Mayotte, décembre 2024. Le cyclone Chido vient de dévaster le département le plus pauvre de France. Tout manque à la population sachant que la plupart des services publics sont hors service comme l’électricité, la distribution d’eau… L’État met un certain temps à réagir mais il a déjà désigné le coupable. Le changement climatique, la pauvreté et le délaissement par l’État de l’archipel ? Non, la faute c’est l’immigration !

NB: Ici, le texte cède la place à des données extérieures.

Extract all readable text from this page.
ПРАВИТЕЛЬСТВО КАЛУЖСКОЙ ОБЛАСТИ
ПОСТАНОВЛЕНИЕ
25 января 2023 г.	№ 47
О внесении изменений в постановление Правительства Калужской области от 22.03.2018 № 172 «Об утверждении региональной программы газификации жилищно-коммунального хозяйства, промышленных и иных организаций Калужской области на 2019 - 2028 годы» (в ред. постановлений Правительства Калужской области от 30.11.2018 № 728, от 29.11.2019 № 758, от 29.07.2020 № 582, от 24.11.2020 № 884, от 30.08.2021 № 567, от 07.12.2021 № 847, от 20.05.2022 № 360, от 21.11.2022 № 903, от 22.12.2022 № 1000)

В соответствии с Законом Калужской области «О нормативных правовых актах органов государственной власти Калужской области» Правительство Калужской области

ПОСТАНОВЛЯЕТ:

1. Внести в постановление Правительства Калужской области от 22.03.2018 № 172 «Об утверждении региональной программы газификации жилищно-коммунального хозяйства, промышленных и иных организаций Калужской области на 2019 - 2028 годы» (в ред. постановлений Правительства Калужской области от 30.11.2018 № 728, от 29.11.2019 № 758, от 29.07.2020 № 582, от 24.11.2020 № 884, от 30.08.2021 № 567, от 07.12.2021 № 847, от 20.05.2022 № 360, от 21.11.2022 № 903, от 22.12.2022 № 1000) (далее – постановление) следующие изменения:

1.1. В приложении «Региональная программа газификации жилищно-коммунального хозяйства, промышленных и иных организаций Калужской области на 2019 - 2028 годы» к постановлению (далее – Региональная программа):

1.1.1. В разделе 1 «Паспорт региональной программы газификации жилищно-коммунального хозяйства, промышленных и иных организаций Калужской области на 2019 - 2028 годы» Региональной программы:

Cela fait déjà des décennies que la thématique migratoire est mise en avant par les pouvoirs publics pour expliquer les maux de notre société. De fait les logiques économiques et capitalistes ne sont pointées qu’accessoirement, le péril essentiel serait le fait de tel ou tel groupe, pourtant minoritaire et peu influent qu’il s’agit de stigmatiser. Éviter de déplaire au capital. L’insécurité n’est jamais abordée sous l’angle de la violence sociale mais au travers de l’image du trouble « à l’ordre public » pour justifier une nouvelle loi liberticide. La dimension sociale est réduite bien souvent à la figure du « cas soc », vivant « en vacances et aux crochets de la société ». Il est souvent chômeur ou chômeuse, la population « assistée » par excellence qui « ne veut pas travailler et qu’il faut désinciter à se tourner les pouces et vivre des aides sociales ». C’est le sens même de la loi Kasbarian qui punit d’amende les locataires en difficulté de paiement de leurs loyers. Loi qui évidemment ne dit pas un mot sur la pénurie de logements sociaux. Pourtant la population assistée existe bel et bien, elle est même située à l’opposé de l’échelle sociale, pour preuve les 160 milliards d’euros d’aides publiques dont bénéficient chaque année le patronat et les grandes entreprises.
Trop de fonctionnaires ?
Voilà un pognon de dingue qui échappe justement à la solidarité nationale. Et en premier lieu aux services publics, de plus en plus incapables de satisfaire les besoins sociaux. Mais la logique qui prévaut depuis plusieurs décennies de néolibéralisme a fait de la maîtrise des finances publiques l’alpha et l’oméga des gouvernements de droite comme de gauche. Avec une obsession, réduire les dépenses publiques et donc le nombre de fonctionnaires (pas l’assistanat au grand patronat). À l’exception de fonctions régaliennes comme la police, l’État est réputé coûter trop cher. Quand parallèlement ces mêmes gouvernements n’ont cessé de réduire les recettes, en baissant ou supprimant des impôts (comme l’ISF) ou par des exonérations de cotisations sociales. La question fiscale et la plus juste répartition des richesses sont au cœur de la démocratie sociale car réduire le poids des budgets publics, c’est empêcher les services publics essentiels comme la santé de fonctionner. Elle sont pourtant totalement escamotées « au profit » de l’image du fonctionnaire surnuméraire.
L’immigration c’est mal ?
Pour éviter les véritables enjeux sociaux (et environnementaux), les pouvoirs publics procèdent donc par écrans de fumée. L’immigration est ainsi une thème régulièrement convoqué, l’inflation législative répressive des deux dernières décennies ne l’illustrant que trop bien. L’année 2023 l’a encore illustré : elle a débuté par une mobilisation sociale inédite depuis 50 ans et terminé par une loi « asile et immigration » parmi les plus attentatoires aux droits et libertés des personnes immigrées. La mobilisation de millions de personnes en grève et dans la rue contre une nouvelle réforme des retraites avait posé pourtant la question de la réalité du travail et du partage des richesses produites. Autant de thématiques insupportables pour le pouvoir. Comme pour l’extrême droite, d’autant plus que celle-ci a été largement invisibilisée par le mouvement social.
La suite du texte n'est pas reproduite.